The Audition Backstory
I don’t know Neil Gaiman’s work, not yet. I know about the excitement in the Doctor Who community that he was writing an upcoming episode. I started following him on Twitter because his wife Amanda Palmer was touring in Australia when I was there in January and there was so much buzz about her I started following her, and then him.

Then a few weeks ago Gaiman was tweeting a good deal an old friend of his who was in a hospice in the final stages of cancer. His emotion for this friend-—whom he did not name until after she died--came across in his 140 characters, and maybe that’s why I clicked the link in one of the tweets. It went to the wiki page for the English writer Diana Wynne Jones. Her name sounded familiar. Then I realized that I studied with her sister, the literary critic Isobel Armstrong, at Southampton University, England, when I was there as a senior in college.

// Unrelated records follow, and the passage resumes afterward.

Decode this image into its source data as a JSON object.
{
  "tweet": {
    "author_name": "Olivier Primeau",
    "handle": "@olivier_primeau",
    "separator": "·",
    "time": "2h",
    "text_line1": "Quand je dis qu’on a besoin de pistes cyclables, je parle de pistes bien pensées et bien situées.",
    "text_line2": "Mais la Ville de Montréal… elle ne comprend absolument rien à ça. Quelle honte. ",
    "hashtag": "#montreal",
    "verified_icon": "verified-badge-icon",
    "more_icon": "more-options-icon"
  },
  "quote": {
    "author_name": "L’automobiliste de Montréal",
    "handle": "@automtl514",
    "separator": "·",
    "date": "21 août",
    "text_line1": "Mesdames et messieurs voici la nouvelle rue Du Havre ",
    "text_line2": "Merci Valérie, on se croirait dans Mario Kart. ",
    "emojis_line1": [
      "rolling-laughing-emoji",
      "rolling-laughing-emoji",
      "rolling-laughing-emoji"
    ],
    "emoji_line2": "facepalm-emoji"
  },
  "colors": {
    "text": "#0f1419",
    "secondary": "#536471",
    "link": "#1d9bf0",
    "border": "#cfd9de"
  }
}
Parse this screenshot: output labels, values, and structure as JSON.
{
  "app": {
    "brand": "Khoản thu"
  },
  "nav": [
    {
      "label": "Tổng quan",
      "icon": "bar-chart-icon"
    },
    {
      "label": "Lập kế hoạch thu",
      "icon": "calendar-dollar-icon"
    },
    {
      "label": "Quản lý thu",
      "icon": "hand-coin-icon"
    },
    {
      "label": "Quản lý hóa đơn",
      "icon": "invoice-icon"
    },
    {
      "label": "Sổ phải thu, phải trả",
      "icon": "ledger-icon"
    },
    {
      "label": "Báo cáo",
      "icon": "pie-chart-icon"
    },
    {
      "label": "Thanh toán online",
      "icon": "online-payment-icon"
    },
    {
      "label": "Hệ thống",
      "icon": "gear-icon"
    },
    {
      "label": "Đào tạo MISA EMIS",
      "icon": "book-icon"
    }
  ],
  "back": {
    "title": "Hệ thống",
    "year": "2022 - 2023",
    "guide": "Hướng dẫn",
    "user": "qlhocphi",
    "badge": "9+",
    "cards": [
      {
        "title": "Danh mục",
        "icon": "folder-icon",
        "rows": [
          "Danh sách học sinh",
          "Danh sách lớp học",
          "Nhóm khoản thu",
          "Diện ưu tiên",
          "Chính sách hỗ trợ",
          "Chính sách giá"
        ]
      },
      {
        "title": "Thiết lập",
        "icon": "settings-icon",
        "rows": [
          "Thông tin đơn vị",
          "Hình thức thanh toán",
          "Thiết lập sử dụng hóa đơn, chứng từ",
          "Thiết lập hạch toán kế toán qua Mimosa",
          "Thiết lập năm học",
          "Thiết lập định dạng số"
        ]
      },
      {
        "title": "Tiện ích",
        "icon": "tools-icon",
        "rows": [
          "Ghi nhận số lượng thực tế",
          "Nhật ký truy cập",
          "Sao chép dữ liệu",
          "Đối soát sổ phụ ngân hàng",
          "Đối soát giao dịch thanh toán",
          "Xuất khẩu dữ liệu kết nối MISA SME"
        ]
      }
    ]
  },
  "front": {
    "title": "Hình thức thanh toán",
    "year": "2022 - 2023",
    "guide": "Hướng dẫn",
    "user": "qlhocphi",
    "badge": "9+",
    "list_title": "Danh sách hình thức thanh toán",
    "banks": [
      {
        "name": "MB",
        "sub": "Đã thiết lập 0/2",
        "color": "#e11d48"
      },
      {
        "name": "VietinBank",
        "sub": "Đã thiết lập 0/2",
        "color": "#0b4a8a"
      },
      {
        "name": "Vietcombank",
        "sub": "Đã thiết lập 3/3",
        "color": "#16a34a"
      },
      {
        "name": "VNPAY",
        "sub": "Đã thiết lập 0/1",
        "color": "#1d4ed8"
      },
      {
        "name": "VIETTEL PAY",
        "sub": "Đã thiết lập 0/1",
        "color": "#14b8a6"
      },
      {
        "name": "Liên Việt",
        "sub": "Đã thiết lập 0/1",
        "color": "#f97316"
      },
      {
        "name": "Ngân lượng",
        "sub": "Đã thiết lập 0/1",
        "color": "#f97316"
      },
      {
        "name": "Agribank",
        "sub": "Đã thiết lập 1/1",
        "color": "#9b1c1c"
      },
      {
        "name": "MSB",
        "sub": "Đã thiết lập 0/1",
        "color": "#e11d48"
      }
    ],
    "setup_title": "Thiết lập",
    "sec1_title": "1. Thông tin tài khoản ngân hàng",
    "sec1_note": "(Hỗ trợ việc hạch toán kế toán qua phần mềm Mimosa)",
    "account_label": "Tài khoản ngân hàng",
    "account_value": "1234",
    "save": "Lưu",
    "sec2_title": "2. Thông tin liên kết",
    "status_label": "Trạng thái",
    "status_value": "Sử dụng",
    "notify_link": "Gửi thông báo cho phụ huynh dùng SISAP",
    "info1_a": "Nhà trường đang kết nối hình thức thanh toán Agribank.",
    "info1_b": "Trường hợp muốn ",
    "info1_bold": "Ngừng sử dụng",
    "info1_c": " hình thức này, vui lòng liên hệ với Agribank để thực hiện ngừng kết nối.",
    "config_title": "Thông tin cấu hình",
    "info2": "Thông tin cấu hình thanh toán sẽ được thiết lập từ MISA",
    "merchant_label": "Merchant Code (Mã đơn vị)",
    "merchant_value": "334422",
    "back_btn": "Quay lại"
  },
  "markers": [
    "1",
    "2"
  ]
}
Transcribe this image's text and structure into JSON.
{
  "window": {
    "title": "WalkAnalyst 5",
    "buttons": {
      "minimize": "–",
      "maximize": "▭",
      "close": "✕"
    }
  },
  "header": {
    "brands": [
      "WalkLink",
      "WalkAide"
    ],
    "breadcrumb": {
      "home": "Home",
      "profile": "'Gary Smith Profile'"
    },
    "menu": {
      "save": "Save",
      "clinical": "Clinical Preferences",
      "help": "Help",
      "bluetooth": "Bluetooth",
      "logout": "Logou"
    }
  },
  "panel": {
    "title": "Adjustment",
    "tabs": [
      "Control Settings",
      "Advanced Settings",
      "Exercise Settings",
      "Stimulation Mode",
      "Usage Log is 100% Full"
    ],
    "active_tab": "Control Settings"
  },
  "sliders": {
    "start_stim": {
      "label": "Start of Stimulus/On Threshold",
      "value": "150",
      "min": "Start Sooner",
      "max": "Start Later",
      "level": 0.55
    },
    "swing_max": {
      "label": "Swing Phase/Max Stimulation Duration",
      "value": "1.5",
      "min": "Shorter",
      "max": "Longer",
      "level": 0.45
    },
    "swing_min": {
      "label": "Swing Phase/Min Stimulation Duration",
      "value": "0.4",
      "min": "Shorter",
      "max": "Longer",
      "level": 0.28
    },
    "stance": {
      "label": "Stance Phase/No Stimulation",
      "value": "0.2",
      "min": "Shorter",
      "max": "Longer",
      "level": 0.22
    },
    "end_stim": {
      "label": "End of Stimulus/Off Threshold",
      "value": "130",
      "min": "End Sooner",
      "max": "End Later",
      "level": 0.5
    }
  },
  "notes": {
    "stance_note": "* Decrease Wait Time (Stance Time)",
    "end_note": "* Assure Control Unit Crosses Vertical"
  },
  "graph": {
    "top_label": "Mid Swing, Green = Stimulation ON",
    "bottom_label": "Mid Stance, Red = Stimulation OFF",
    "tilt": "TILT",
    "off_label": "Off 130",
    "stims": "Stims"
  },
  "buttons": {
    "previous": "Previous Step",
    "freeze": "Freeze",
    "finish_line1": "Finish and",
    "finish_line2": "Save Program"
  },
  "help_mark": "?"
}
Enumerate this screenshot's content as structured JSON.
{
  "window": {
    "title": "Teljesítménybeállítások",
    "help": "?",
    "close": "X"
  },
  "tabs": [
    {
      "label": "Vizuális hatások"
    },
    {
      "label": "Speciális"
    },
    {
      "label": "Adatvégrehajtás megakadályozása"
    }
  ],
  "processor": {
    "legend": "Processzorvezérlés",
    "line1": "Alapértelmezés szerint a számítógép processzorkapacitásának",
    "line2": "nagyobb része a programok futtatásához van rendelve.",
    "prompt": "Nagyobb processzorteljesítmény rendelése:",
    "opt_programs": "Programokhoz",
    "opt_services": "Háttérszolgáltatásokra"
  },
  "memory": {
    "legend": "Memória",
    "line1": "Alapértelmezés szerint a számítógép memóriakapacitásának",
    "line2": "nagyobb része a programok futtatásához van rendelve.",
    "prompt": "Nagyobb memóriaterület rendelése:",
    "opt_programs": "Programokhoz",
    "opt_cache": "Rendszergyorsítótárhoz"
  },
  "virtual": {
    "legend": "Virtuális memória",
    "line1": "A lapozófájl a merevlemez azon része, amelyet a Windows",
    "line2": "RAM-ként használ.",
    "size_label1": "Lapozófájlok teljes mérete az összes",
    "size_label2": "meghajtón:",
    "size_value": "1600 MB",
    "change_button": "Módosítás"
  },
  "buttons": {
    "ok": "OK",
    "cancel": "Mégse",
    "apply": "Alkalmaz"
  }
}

Wow. I have not thought about Prof. Armstrong for many years. She was flamboyant, exotic. She invited the five of us Rutgers exchange students to her office for sherry, and she floated in amidst the flourish of a pashmina. She was the embodiment of the British prof for me. She helped me with my senior thesis on Hemingway, with many protestations that she was not an American lit expert. A.S.Byatt dedicated her great novel Possession to Isobel, a fact that was very important to me at another time in my life. So I have several small emotional connections to my old English English prof.

I was touched by this unexpected memory. I was saddened to know that she had just lost her sister. And in the amazing place that is the Twitterverse, here was a stranger with whom I could share this, very specifically, not in generalities. And so I replied to Gaiman's tweet—to share my connection to Isobel and thoughts on her loss.

And he replied back, and shared some of his experience with Isobel. It was a nanomoment of sincere connection between strangers.

Back to American Gods
Then later still I saw his tweet about this audition process and decided to participate, to join this community. I’ve never recorded my voice before, I hate even setting my outgoing voicemail message. But I found this kind of recording interesting to do. So many choices of how to read the phrases! And since I’m not adept at file editing, it had to be in one take. I was happy that the passage wasn't longer. It has some tricky parts to it, a great choice as a test. Gaiman is only listening to the 20 that get the most community votes. So mine is just part of the ocean of 1,200+ participants.

Next up, reading American Gods, to see what this Shadow guy is really up to.

2 comments:

Tim F said...

Like how you drawl/draw out some of the syllables, like the beginning of "hollowness", and "guards", giving them an extra bit of luxury.

I think I used to study drama with Neil Gaiman's cousin. Maybe we are all connected to him, the Kevin Bacon of fantasy...

Mapeel said...

Thanks Tim. Very funny about Gaiman's nexus power.